Le réalisateur Gilles Balbastre était l’invité, hier soir à Cluny, d’une coproduction Cinépause / Cluny La Nuit avec au programme deux documentaires et une interview filmée de Frédéric Lordon, économiste « alternatif » star du mouvement #NuitDebout. Interview intitulée « Les temps modernes ».

Gilles Balbastre est surtout connu pour son documentaire de 2012 Les nouveaux chiens de garde (1), une critique féroce de l’entre-soi politico-médiatique ayant transformé les médias de masse en un organe de propagande au service du grand capital et de la politique professionnelle. Film jouissif autant qu’éclairant que j’ai eu la chance de découvrir en 2014 à Boulogne-sur-Mer lors d’une soirée ATTAC, en présence du réalisateur.

Les deux documentaires d’hier soir, fort intéressants mais qui ne font pas l’objet de ce billet, portaient l’un sur l’état du réseau ferroviaire du Nord-pas-de-Calais, Vérités et mensonges sur la SNCF et l’autre sur la vie et la mort (et leurs conséquences sociales) de l’entreprise de peignage de laine Dewavrin à Roubaix puis à Auchel: Fortunes et infortunes des familles du Nord. (2)

En fin de soirée fut projeté la première partie de l’interview de Frédéric Lordon « Les temps modernes », cette vidéo ainsi que la seconde partie étant visibles sur le site du réalisateur nada-info.fr mais que je replace ici et dont je conseille le visionnage dès que vous avez une heure de libre (34 minutes par vidéo):

L’aspect peut-être le plus provocant dans la première partie est la démonstration de l’innocuité politique des inégalités, fausse critique par excellence servant à masquer le vrai problème qui est la prédominance du salariat ou, plus précisément, je cite: « dans le rapport salarial, ce dont il est question au premier chef, ce ne sont pas les inégalités de revenu ou inégalité monétaires, c’est l’inégalité politique du rapport salarial en tant qu’il est un rapport de domination« .

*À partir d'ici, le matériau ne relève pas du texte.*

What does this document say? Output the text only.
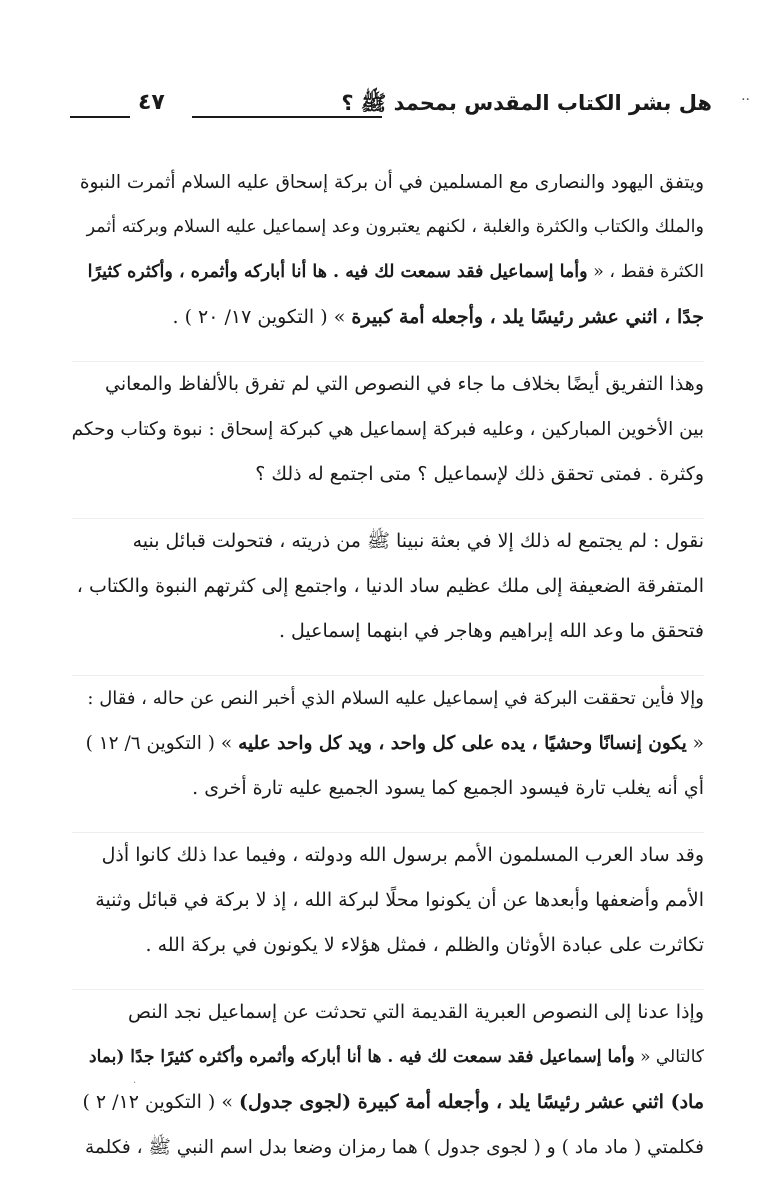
..
هل بشر الكتاب المقدس بمحمد ﷺ ؟
٤٧
ويتفق اليهود والنصارى مع المسلمين في أن بركة إسحاق عليه السلام أثمرت النبوة
والملك والكتاب والكثرة والغلبة ، لكنهم يعتبرون وعد إسماعيل عليه السلام وبركته أثمر
الكثرة فقط ، « وأما إسماعيل فقد سمعت لك فيه . ها أنا أباركه وأثمره ، وأكثره كثيرًا
جدًا ، اثني عشر رئيسًا يلد ، وأجعله أمة كبيرة » ( التكوين ١٧/ ٢٠ ) .
وهذا التفريق أيضًا بخلاف ما جاء في النصوص التي لم تفرق بالألفاظ والمعاني
بين الأخوين المباركين ، وعليه فبركة إسماعيل هي كبركة إسحاق : نبوة وكتاب وحكم
وكثرة . فمتى تحقق ذلك لإسماعيل ؟ متى اجتمع له ذلك ؟
نقول : لم يجتمع له ذلك إلا في بعثة نبينا ﷺ من ذريته ، فتحولت قبائل بنيه
المتفرقة الضعيفة إلى ملك عظيم ساد الدنيا ، واجتمع إلى كثرتهم النبوة والكتاب ،
فتحقق ما وعد الله إبراهيم وهاجر في ابنهما إسماعيل .
وإلا فأين تحققت البركة في إسماعيل عليه السلام الذي أخبر النص عن حاله ، فقال :
« يكون إنسانًا وحشيًا ، يده على كل واحد ، ويد كل واحد عليه » ( التكوين ٦/ ١٢ )
أي أنه يغلب تارة فيسود الجميع كما يسود الجميع عليه تارة أخرى .
وقد ساد العرب المسلمون الأمم برسول الله ودولته ، وفيما عدا ذلك كانوا أذل
الأمم وأضعفها وأبعدها عن أن يكونوا محلًا لبركة الله ، إذ لا بركة في قبائل وثنية
تكاثرت على عبادة الأوثان والظلم ، فمثل هؤلاء لا يكونون في بركة الله .
وإذا عدنا إلى النصوص العبرية القديمة التي تحدثت عن إسماعيل نجد النص
كالتالي « وأما إسماعيل فقد سمعت لك فيه . ها أنا أباركه وأثمره وأكثره كثيرًا جدًا (بماد
ماد) اثني عشر رئيسًا يلد ، وأجعله أمة كبيرة (لجوى جدول) » ( التكوين ١٢/ ٢ )
فكلمتي ( ماد ماد ) و ( لجوى جدول ) هما رمزان وضعا بدل اسم النبي ﷺ ، فكلمة
·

En effet, la réalité des inégalités de revenus, même la plus outrageante, est perceptible par tous chaque jour, que ce soit en se baladant en rue, en lisant Paris Match ou en regardant la télé, sans que cela ne génère le moindre mouvement de révolte. Au contraire, on peut argumenter que pour une grande partie de la population l’existence de ces inégalités est le signe d’une possible amélioration de leur propre vie. Cette façon de voir est d’ailleurs centrale à la culture américaine par exemple.

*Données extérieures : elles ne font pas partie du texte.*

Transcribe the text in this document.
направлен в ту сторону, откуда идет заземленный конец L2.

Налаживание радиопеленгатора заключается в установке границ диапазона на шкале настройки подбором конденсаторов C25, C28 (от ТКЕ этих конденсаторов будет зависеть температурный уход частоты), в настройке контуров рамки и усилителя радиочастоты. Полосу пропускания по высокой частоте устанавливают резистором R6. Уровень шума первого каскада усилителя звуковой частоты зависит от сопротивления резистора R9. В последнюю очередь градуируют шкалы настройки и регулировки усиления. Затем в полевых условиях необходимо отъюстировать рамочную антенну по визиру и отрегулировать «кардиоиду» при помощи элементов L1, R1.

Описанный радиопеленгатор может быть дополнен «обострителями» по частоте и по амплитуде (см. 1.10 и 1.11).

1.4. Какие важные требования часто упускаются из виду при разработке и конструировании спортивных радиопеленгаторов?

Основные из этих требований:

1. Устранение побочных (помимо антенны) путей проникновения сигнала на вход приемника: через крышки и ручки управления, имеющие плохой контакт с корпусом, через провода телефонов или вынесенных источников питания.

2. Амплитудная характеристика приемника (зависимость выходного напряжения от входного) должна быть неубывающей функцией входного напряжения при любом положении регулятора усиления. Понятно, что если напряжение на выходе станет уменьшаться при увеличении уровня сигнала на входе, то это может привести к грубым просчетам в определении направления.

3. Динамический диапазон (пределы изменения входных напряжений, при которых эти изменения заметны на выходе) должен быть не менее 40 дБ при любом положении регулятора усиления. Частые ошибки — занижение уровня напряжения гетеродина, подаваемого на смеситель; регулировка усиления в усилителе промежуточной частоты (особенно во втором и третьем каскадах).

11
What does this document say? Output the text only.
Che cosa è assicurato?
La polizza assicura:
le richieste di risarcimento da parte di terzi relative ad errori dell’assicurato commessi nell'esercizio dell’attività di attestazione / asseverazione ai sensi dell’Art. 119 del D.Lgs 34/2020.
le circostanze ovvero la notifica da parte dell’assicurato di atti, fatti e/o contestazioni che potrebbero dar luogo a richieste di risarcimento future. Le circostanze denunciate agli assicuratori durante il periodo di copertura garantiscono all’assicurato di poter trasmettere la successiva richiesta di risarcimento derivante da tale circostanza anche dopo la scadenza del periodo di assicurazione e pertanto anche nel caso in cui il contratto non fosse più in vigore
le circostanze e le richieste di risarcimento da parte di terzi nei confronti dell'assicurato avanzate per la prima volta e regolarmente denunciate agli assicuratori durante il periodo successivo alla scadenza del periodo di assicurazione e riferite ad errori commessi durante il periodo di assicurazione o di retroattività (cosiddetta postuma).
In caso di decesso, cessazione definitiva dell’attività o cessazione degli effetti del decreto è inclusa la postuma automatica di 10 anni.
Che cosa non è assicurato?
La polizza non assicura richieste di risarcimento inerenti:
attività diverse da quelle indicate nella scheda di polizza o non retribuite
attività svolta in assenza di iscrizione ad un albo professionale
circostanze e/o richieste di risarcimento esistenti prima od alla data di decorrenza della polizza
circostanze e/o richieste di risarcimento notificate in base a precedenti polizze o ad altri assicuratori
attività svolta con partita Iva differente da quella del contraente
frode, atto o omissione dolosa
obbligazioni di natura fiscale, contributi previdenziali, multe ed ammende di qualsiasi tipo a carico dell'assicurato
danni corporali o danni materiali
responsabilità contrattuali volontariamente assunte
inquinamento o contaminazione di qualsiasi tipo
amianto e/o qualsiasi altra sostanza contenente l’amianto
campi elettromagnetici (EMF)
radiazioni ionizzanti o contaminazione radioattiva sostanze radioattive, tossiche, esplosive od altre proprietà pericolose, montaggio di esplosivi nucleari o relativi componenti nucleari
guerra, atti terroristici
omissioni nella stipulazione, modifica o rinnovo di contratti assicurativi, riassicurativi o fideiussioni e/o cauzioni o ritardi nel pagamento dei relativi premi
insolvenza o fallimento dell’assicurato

Par contre l’existence du salariat vu comme un rapport de domination, ce qu’il est du simple fait qu’il implique par définition une notion de subordination de l’employé à l’employeur, mérite analyse. L’idée est loin d’être nouvelle et on peut en lire une critique par exemple sur le site marx21siecle.com (3). Le salariat, comme l’explique Lordon, a évolué depuis le 19ème siècle et de la simple location à l’employeur de la force humaine il est devenu au 21ème siècle un supposé lieu de plénitude, d’accomplissement de soi et d’accès aux conforts de la vie moderne. Un statut qui plus est protégé par le code du travail et c’est bien pour cela que les attaques à son encontre, au nom de la flexibilité ou autre du genre loi El Khomri, mènent le plus souvent au soulèvement des salariés et des futurs salariés, et aujourd’hui au mouvement #NuitDebout.

Mais il me semble difficile d’échapper à une contradiction profonde: d’un côté le salariat est fondamentalement un rapport de domination, une forme de servitude volontaire voir d’esclavagisme moderne, un facteur central de la marche du monde actuel. D’un autre côté ce même salariat est ce que les manifestants de type #NuitDebout ou syndicaux entendent non pas faire disparaître mais bien au contraire, renforcer. Tout le monde ou presque veut son CDI. Tout le monde ou presque veut être subordonné à vie à quelque employeur, si possible gros et puissant voir étatique, en échange d’une certaine sécurité matérielle.

Mais en même temps tout le monde ou presque veut changer le monde tout en restant salarié. Or je ne vois pas comment on pourrait changer quoi que ce soit si on ne s’émancipe pas, d’abord et avant tout, du poids de la subordination salariale, pierre angulaire de la configuration sociétale dite moderne.

Certains le font: les scoops sont un exemple de la possible migration d’une économie néo-capitaliste où les propriétaires de l’outil de production n’ont rien à voir (et même se foutent complètement) des utilisateurs de l’outil, vers une économie où l’usager en est lui-même copropriétaire du simple fait qu’il s’en sert pour produire quelque chose. Comme l’explique encore Lordon dans la deuxième vidéo, la repolitisation de la notion de travail réalisé en commun dans le contexte démocratique implique la démocratie économique: non plus une action une voix mais un homme/femme/machin, une voix. Autrement dit, la fin de la propriété lucrative des moyens de production.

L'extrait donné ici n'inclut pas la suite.